Table of Contents

Color Gradients

Color gradients are used to color things using a 1D lookup. They are typically set up once and shared across many assets, such as particle effects. Modifying a color gradient will affect all resources that use the gradient. Therefore it is advisable to create common gradients early during development.

The color gradient can be sampled along the X-axis. This is frequently used to sample a color over time, but other parameters may be used for the lookup as well. If a gradient is supposed to be used in a looping fashion, the first and last color have to be set up to match.

Gradient Editor

The image below shows a color gradient and its editing controls:

Color Gradient

The gradient is displayed in four different ways:

  1. The first row shows a black and white representation of the alpha channel.
  2. The second row shows the color values of the gradient multiplied with the alpha channel, to give an impression how the alpha channel may affect the color perception, when used for transparency.
  3. The third row uses the alpha channel to fade between the color values and the background checker pattern, to visualize the effect of the alpha channel in a different way.
  4. The fourth row only shows the color channel.

Not all gradients use the alpha channel. For those, the first row will be entirely white and the second to fourth row will all appear identical.

Editing Keyframes

Above the alpha channel and below the color channel you will notice greyscale and colored circles. These are keyframes that define the value at that specific position. All values in between are interpolated. You can grab a keyframe and move it left or right. Double clicking a color keyframe will open a color picker to change its value.

When you select a keyframe, its exact position and value can also be changed with the UI elements at the bottom.

To create a keyframe double click either the color channel bar or the alpha channel bar (where the respective keyframes are shown as circles). A newly inserted keyframe always gets the interpolated value at that position.

To delete a keyframe just select it and press the Del key.

View

You can scroll left and right using right click and drag. You can zoom in and out using the mouse wheel.

The [ Frame ] button will zoom and scroll the view such that all keyframes are framed.

Gradient Range

Each keyframe has a position along the X axis. Most code that looks up a gradient doesn't actually care about the exact positions.
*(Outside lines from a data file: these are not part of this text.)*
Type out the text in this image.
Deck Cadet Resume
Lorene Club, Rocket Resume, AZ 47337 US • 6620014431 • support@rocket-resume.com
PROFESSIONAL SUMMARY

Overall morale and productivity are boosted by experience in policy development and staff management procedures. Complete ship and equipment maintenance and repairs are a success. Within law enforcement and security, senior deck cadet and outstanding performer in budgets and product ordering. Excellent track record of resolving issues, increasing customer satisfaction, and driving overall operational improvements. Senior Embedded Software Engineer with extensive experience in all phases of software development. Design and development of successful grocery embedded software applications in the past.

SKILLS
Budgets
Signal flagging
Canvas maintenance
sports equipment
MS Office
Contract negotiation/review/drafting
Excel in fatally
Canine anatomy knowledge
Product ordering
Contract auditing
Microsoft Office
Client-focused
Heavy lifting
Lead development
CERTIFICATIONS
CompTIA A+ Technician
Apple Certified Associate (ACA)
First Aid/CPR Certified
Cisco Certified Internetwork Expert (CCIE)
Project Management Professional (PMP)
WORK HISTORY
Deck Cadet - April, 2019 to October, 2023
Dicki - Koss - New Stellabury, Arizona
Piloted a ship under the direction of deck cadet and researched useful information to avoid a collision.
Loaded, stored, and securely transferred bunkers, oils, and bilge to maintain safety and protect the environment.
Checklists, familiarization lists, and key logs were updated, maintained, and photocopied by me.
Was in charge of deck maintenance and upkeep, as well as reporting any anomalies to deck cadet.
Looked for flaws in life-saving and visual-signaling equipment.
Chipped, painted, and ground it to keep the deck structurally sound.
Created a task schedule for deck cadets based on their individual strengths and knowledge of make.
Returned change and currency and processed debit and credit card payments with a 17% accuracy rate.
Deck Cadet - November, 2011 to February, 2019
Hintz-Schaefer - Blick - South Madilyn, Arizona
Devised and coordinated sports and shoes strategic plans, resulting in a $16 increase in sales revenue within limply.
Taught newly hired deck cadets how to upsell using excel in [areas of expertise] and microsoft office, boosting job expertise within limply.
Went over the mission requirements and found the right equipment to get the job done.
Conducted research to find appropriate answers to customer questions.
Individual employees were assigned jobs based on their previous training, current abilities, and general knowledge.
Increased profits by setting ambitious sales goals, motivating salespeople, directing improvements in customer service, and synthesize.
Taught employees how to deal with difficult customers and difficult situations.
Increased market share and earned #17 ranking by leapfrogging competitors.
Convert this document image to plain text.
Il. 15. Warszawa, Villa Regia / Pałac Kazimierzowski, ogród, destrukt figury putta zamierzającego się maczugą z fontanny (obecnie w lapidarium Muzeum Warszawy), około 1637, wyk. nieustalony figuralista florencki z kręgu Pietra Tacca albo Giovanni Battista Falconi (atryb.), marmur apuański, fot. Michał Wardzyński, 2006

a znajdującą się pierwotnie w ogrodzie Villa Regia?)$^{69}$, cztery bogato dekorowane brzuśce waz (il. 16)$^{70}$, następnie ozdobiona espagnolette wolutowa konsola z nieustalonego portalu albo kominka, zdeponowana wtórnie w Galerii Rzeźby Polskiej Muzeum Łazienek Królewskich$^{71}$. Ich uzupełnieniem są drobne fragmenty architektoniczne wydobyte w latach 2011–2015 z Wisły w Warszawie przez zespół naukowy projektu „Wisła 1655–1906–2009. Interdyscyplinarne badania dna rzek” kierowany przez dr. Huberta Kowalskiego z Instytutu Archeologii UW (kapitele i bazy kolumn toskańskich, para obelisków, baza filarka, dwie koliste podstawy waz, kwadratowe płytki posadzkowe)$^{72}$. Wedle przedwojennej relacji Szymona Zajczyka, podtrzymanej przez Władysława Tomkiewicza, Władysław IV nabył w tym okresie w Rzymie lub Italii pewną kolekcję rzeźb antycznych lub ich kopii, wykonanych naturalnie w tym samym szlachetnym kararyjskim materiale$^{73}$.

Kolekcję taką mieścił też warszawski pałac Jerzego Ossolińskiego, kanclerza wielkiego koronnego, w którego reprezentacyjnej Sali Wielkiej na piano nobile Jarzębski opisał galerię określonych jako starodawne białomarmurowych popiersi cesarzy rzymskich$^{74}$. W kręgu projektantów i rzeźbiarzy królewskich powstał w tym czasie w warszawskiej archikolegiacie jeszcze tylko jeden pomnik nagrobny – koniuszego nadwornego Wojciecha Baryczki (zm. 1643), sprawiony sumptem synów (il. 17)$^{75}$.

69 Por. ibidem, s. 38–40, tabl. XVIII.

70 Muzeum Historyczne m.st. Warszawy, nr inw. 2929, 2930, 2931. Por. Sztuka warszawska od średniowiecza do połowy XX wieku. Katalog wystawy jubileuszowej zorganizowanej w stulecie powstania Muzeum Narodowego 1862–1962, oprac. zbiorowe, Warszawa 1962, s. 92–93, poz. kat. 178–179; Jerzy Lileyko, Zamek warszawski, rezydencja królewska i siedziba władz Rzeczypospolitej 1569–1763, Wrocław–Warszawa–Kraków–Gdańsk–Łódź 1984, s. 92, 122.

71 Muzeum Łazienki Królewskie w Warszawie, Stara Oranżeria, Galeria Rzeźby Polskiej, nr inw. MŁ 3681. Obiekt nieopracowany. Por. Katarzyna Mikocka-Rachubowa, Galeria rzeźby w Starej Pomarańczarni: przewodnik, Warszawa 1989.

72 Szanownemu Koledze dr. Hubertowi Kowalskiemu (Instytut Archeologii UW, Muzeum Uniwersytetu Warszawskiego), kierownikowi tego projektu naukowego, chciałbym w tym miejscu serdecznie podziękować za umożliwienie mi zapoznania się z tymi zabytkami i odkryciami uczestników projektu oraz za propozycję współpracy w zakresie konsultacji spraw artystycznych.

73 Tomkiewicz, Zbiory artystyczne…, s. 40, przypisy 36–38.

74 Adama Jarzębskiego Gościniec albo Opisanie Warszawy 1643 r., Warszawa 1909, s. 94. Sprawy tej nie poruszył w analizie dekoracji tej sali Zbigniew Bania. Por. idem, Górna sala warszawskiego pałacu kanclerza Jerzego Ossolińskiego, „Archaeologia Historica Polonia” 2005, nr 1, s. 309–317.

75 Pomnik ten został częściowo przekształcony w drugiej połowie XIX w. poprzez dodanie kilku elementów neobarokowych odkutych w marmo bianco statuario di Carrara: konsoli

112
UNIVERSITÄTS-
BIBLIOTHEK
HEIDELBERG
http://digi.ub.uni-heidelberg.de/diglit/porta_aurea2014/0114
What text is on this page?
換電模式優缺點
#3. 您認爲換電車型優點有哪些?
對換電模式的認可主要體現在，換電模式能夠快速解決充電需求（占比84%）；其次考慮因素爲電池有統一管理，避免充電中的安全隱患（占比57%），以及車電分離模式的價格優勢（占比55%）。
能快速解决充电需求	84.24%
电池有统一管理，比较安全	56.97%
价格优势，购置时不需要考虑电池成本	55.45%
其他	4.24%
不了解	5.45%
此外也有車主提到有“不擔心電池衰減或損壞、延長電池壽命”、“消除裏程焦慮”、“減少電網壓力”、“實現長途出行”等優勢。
Instead the gradient is looked up in a normalized way, meaning the leftmost keyframe is mapped to position 0 and the rightmost keyframe is mapped to position 1. For instance, particle effects do all of their lookups this way. However, it is good practice to author the gradients already within this range, unless you have a use case where you indeed want keyframes outside the [0; 1] range.

To make this easier, you can use the Adjust X to [0 - 1] button. This will automatically map all existing keyframes to this range for you.

The dotted lines indicate which keyframe is the leftmost and which is the rightmost.